Grandmaster Higaonna Kanryō, who lived from 1853 to 1916 was an Okinawan martial artist and translator who spent many years studying martial arts in China, including crane style. His top student, another native Okinawan, followed in his footsteps to train in China too. That student was another Miyagi Grandmaster Chōjun Miyagi, who lived from 1888 to 1953, the founder of Gōjū-ryū. Two more Gōjū-ryū easter eggs imply that it is the inspiration for Miyagi-Do. In The Karate Kid Part 2, a Gōjū-ryū patch can be clearly seen on Chozen’s Yuji Okumoto V. The Gōjū-ryū symbol is a golden, upraised fist often with the characters for Karate written underneath. And it is unmistakable. Chozen was trained by his uncle Sato – Danny Kamekona, a fellow student under Miyagi’s father, Charlie Tanimoto. So, they all practiced the same style.

Den of Geek:

Another major tell, lies in the kata that Miyagi teaches Daniel in The Karate Kid Part 3. It is based on seiunchin, an original Gōjū-ryū kata created by Higaonna Kanryō and passed down to Chōjun Miyagi. This is the same kata that Daniel recites in Cobra Kai and teaches to his students, including his daughter Samantha – Mary Mouser and Johnny’s son, Robbie – Tanner Buchanan. Real Gōjū-ryū practitioners often comment that it is a weak rendition of seiunchin. But again, it’s just a show not a documentary.

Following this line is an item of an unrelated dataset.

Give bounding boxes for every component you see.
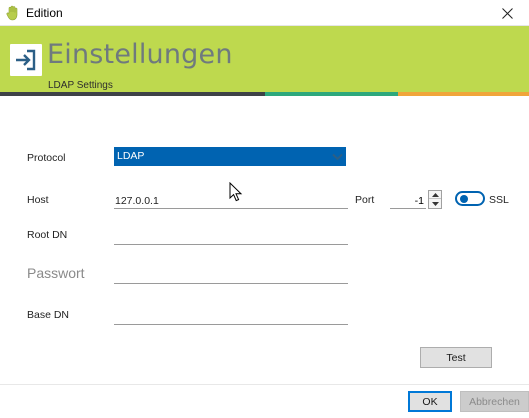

The original writer of The Karate Kid, Robert Mark Kamen, claims the idea of the story was loosely autobiographical. His first instructor was too violent and vengeful. So, he began studying Gōjū-ryū. Kamen says Miyagi was based on Grandmaster Meitoku Yagi, who lived from 1912 to 2003. A direct disciple of Miyagi and a national living treasure of Japan. Daniel’s all valley victory move was made up for the film. However, the same one-legged posture exists within northern Shaolin kung fu. The pose was featured on the cover of a kung fu book originally published in 1984, the same year that The Karate Kid premiered.

Den of Geek:

Northern Sil Lum, Moi Fah, Number 7 by Kwon Wing Lam and Ted Mancuso, is now out of print. Sil Lum is the Cantonese pronunciation of Shaolin. In the book, it’s not called a crane technique. The actual name is ‘Lift Stance: Black Crow Splits Wings’. When this book was published, there was a lot of debate about which came first within the martial arts community. The Karate Kid released in theaters on June 22, 1984. Since the book came out earlier that year and given movie production and post-production time, the crane kicks scenes were probably filmed before the book was published. Most likely it was an auspicious coincidence. The creation of the crane kick is colloquially attributed to Darryl Vidal. Although, he has said that it was Kamen who initially described the move. Vidal was the stunt double for Miyagi in the beach crane kick scene and played the last semi-finalist to face Johnny before Daniel. He was an up-and-coming martial artist when the movie was shot and still teaches karate at his school in California.

Den of Geek:

Despite these authentic underpinnings, the hard truth is that the martial arts have never been that good. While the fight scenes were dramatic, the technical skills displayed have been mediocre for such an iconic martial arts franchise. This all changed with the Cobra Kai Season 2 finale. The final fight included an outstanding long take. The hallmark of good fight scenes that was technically sophisticated, complex in its composition in cinematography. It was the crowning achievement for the entire franchise. The stunt coordinators for Cobra Kai are Jahnel Curfman and Hiro Koda. And both are signed on for Season 3.

For many martial artists, The Karate Kid was life changing. These devotees are eager to see if Curfman and Koda can sustain that high level of fight choreography for Cobra Kai Season 3..And if the writers can maintain the martial arts backstories, that will be even better as Mr. Miyagi would say [shouts a phrase].